For arr[0] = "1-10";

you will get

part = [1, 10];

part[0] = 1;

part[1] = 10;

Inspiring
January 7, 2021

Thank you for this explanation. 

 

pixxxelschubser
Community Expert
Community Expert
January 7, 2021

 

@brian_p_dts  wrote:
"Clever to force the integer type in the for statement.
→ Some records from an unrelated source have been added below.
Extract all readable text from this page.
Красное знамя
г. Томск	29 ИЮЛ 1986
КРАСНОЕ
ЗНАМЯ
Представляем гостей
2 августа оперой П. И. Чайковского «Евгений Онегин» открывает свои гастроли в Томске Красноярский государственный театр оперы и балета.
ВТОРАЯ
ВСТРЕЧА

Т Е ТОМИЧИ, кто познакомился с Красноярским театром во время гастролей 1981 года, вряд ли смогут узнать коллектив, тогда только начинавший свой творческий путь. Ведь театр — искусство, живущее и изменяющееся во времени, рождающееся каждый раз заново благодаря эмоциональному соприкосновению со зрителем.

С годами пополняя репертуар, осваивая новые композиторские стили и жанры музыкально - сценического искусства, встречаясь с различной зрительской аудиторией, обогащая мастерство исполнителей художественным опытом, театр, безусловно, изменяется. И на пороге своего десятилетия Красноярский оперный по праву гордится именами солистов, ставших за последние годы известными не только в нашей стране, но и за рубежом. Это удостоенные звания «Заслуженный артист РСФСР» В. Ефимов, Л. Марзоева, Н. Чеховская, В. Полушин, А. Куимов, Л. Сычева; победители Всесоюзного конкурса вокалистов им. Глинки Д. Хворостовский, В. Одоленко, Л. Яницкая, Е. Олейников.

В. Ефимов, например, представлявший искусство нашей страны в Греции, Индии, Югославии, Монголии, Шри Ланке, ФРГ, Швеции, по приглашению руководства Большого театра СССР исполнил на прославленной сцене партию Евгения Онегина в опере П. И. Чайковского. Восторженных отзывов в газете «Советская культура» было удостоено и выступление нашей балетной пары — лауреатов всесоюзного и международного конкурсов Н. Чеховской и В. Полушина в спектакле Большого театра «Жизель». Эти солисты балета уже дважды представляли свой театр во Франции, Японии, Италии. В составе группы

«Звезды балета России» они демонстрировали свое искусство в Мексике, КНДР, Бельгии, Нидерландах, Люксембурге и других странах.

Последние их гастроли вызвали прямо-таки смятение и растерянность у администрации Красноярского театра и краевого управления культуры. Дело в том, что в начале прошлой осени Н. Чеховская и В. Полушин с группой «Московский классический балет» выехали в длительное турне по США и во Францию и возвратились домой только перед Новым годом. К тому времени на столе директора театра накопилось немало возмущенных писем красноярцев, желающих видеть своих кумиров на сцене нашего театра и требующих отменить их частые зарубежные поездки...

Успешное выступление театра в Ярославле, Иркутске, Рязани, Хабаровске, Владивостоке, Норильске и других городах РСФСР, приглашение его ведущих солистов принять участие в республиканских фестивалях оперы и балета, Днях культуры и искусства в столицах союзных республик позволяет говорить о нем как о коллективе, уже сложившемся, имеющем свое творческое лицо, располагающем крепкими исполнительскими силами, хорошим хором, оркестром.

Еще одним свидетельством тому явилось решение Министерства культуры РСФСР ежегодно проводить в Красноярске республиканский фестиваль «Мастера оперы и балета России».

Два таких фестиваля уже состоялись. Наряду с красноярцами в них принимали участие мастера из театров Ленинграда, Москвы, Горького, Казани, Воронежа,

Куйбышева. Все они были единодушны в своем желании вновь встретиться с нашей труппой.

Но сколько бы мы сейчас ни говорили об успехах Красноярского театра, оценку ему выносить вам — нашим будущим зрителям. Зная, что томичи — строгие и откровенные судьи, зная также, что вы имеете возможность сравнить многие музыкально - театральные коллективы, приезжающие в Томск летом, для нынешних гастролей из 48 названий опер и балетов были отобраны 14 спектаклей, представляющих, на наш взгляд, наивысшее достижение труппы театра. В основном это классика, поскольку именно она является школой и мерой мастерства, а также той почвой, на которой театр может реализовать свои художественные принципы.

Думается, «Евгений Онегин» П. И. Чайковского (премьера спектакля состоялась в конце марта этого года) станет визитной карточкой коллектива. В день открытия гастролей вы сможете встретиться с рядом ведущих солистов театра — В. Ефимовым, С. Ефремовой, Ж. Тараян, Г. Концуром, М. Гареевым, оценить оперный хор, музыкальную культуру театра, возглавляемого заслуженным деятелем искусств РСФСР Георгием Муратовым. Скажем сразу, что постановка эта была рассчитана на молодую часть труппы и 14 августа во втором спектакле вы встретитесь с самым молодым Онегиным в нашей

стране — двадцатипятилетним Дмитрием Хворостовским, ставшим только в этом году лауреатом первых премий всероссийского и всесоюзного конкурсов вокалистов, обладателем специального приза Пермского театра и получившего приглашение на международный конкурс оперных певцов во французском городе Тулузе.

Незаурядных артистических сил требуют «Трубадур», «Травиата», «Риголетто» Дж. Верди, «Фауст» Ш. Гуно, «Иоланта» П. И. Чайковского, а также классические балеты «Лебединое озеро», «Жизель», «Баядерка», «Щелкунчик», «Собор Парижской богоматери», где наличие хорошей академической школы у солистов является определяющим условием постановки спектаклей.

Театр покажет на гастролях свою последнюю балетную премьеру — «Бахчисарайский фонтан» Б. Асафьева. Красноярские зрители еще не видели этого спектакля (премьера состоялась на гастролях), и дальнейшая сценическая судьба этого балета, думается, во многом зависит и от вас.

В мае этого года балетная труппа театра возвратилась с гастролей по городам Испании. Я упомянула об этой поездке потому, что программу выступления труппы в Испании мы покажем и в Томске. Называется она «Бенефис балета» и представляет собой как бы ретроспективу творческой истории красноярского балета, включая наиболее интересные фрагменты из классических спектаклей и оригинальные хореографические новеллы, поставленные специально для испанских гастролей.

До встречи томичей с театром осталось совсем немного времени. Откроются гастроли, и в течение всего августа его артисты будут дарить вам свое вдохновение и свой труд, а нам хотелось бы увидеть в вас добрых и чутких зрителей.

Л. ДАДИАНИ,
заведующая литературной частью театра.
Returning a mix of integers and strings could be dicey, but yes, nice idea. "


If there is error management (to exclude everything but digits) there is an easy way to get digits (just replace in this part with the comments):

 

// the first lines of my code
        for (n = part[0]; n <= part[1]; n++) {
            result.push(n); // n*1 for numbers
        }
    } else {
        result.push(arr[i]); // arr[i]*1 for numbers
        }
// the rest of my code

 

 

Or you use  result.push(Number(arr[i])) or other similar technique for that.
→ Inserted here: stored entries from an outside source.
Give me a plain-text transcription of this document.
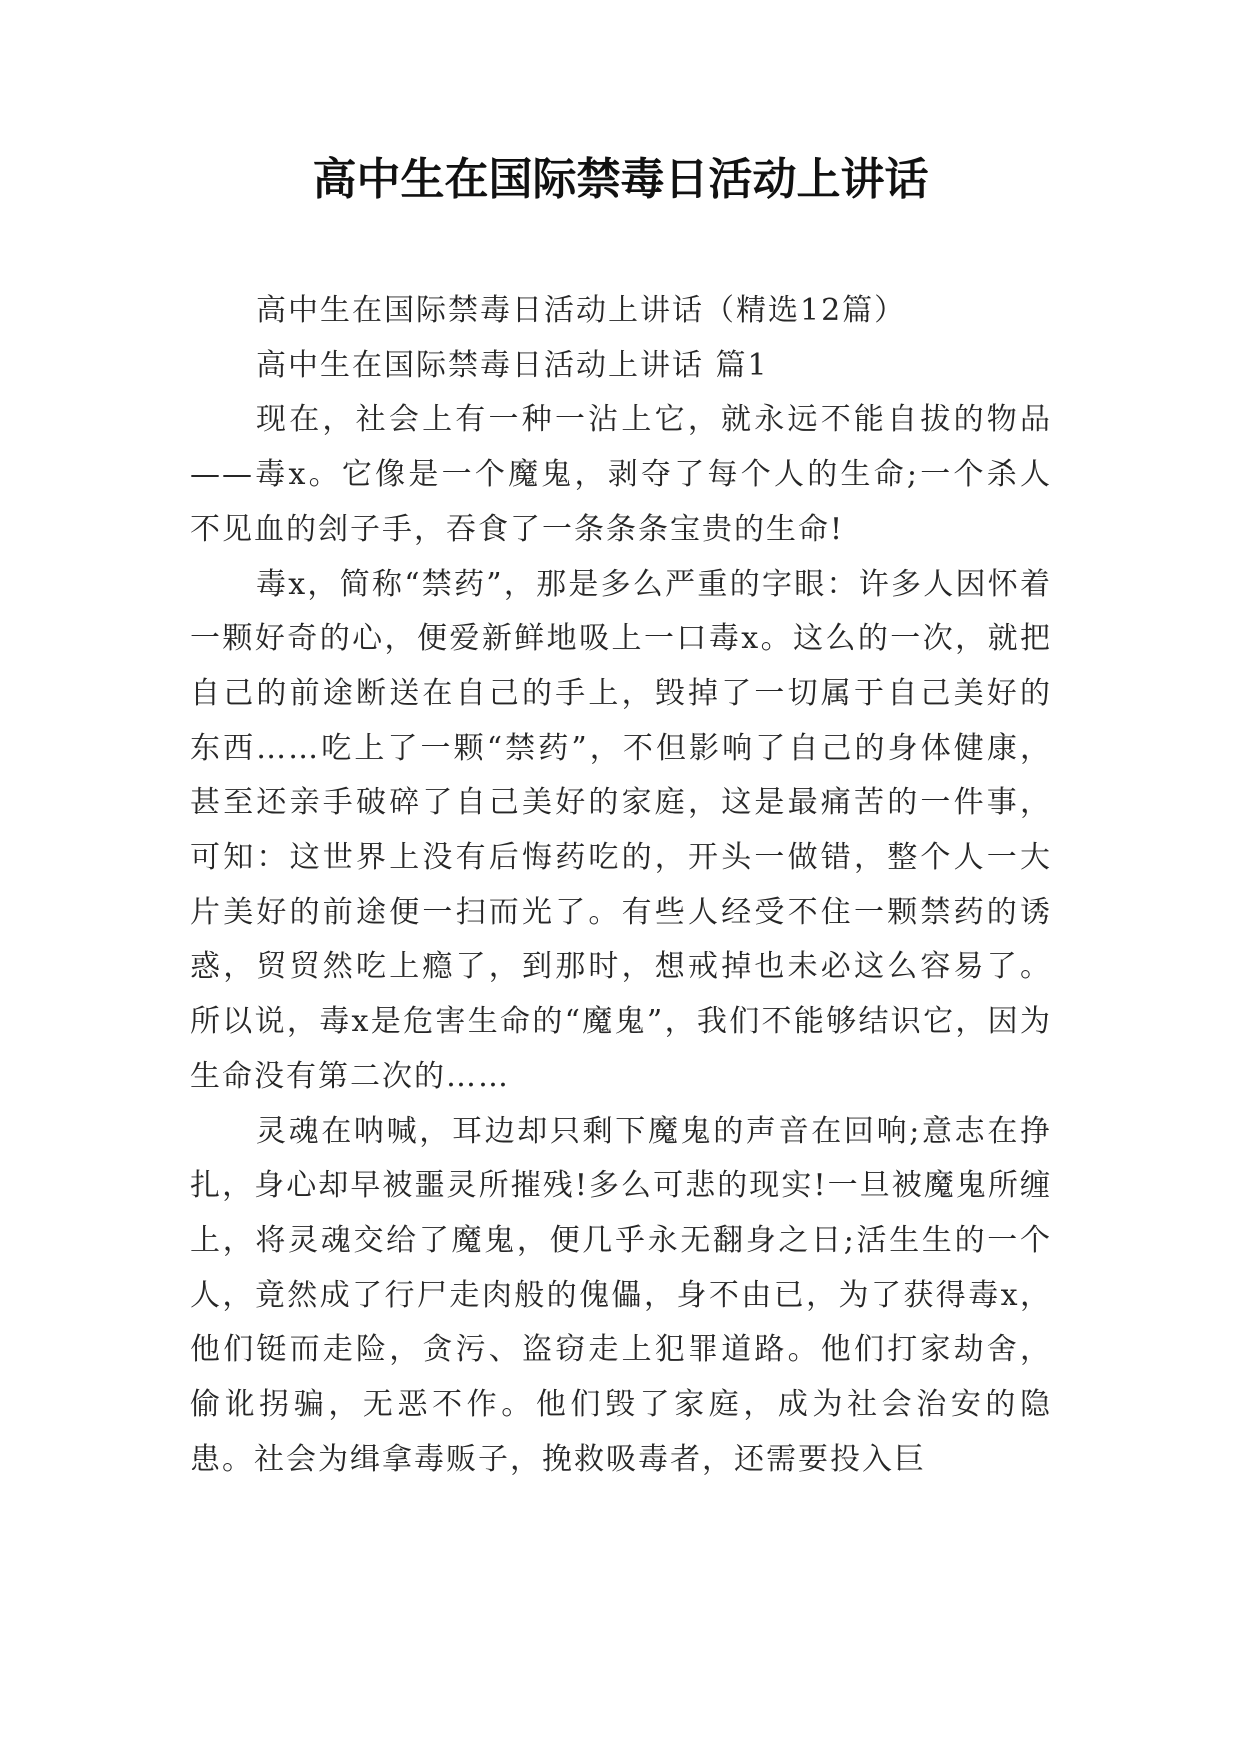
高中生在国际禁毒日活动上讲话

高中生在国际禁毒日活动上讲话（精选12篇）

高中生在国际禁毒日活动上讲话 篇1

现在，社会上有一种一沾上它，就永远不能自拔的物品——毒x。它像是一个魔鬼，剥夺了每个人的生命;一个杀人不见血的刽子手，吞食了一条条条宝贵的生命!

毒x，简称“禁药”，那是多么严重的字眼：许多人因怀着一颗好奇的心，便爱新鲜地吸上一口毒x。这么的一次，就把自己的前途断送在自己的手上，毁掉了一切属于自己美好的东西……吃上了一颗“禁药”，不但影响了自己的身体健康，甚至还亲手破碎了自己美好的家庭，这是最痛苦的一件事，可知：这世界上没有后悔药吃的，开头一做错，整个人一大片美好的前途便一扫而光了。有些人经受不住一颗禁药的诱惑，贸贸然吃上瘾了，到那时，想戒掉也未必这么容易了。所以说，毒x是危害生命的“魔鬼”，我们不能够结识它，因为生命没有第二次的……

灵魂在呐喊，耳边却只剩下魔鬼的声音在回响;意志在挣扎，身心却早被噩灵所摧残!多么可悲的现实!一旦被魔鬼所缠上，将灵魂交给了魔鬼，便几乎永无翻身之日;活生生的一个人，竟然成了行尸走肉般的傀儡，身不由已，为了获得毒x，他们铤而走险，贪污、盗窃走上犯罪道路。他们打家劫舍，偷讹拐骗，无恶不作。他们毁了家庭，成为社会治安的隐患。社会为缉拿毒贩子，挽救吸毒者，还需要投入巨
But then it must be ensured that only numbers, spaces and hyphens are passed. Otherwise you'll get a NAN error message.

pixxxelschubser
Community Expert
Community Expert
January 7, 2021

Does my version not work for you? Or haven't you tried yet?

Inspiring
January 7, 2021

Yes your version worked, thank you. I just wanted to go through both to understand how they worked, which is apparently just outside my ability. 

This part confuses me.

 if ( arr[i].match (/\d+-\d+/) ) {
        part = arr[i].split("-");        
        for (n = part[0]; n <= part[1]; n++) {
            result.push(n);
        }

 

I think... you find digits seperated by a hyphen, then split them by the hypens into seperate strings and assign it to part. Then loop, set n to the first string, and if it's less than or equal to the second sting then add 1. How does it break up the second instance of the hyphn? If I have 1-6, 10-20 wouldn't part[0] be 1 and part[1] be 2?

Inspiring
January 7, 2021

When I try to $.writeln(nums); to see the result I get the error nums in undefined. 

brian_p_dts
Community Expert
Community Expert
January 7, 2021

Sorry last line should be: 

 

var nums = getFullRange(str); 

 

Then, 

$.writeln(nums);

pixxxelschubser
Community Expert
Community Expert
January 6, 2021

The same - or not?

😉

 

var str = "1-10, 20, 51, 60-62";

str = str.replace (/ /g, "");
var arr = str.split(",");
var part = null;

var result = [];
for (i=0; i<=arr.length-1; i++) {
    if ( arr[i].match (/\d+-\d+/) ) {
        part = arr[i].split("-");        
        for (n = part[0]; n <= part[1]; n++) {
            result.push(n);
        }
    } else {
        result.push(arr[i]);
        }
    }

alert(result);

 

brian_p_dts
Community Expert
Community Expert
January 7, 2021

Clever to force the integer type in the for statement. Returning a mix of integers and strings could be dicey, but yes, nice idea. 

brian_p_dts
Community Expert
Community Expert
January 6, 2021

You need to roll your own function: 

 

var getInbetweens = function(first, last, nums) {
  for (var i = first; i <= last; i++) {
     nums.push(i.toString());
  }
}

var getFullRange = function(str) {
   var nums = [];
   var hyphenSplit;
   var strArr = str.split(",");
   for (var i = 0; i < strArr.length; i++) {
      if (strArr[i].indexOf("-") >=0) { 
         hyphenSplit = strArr[i].split("-");
         getInbetweens(parseInt(hyphenSplit[0]), parseInt(hyphenSplit[1]), nums);
      } else {
         nums.push(strArr[i]);
      }
   }
   return nums;
}

var str = "1-10,20,51,60-62";
var nums = getFullRange(str);

 

You'll probably also want to handle user input errors. Not sure if a string is being return from the dialog box, but you'll probably want to do a .replace on spaces and validate with isNaN.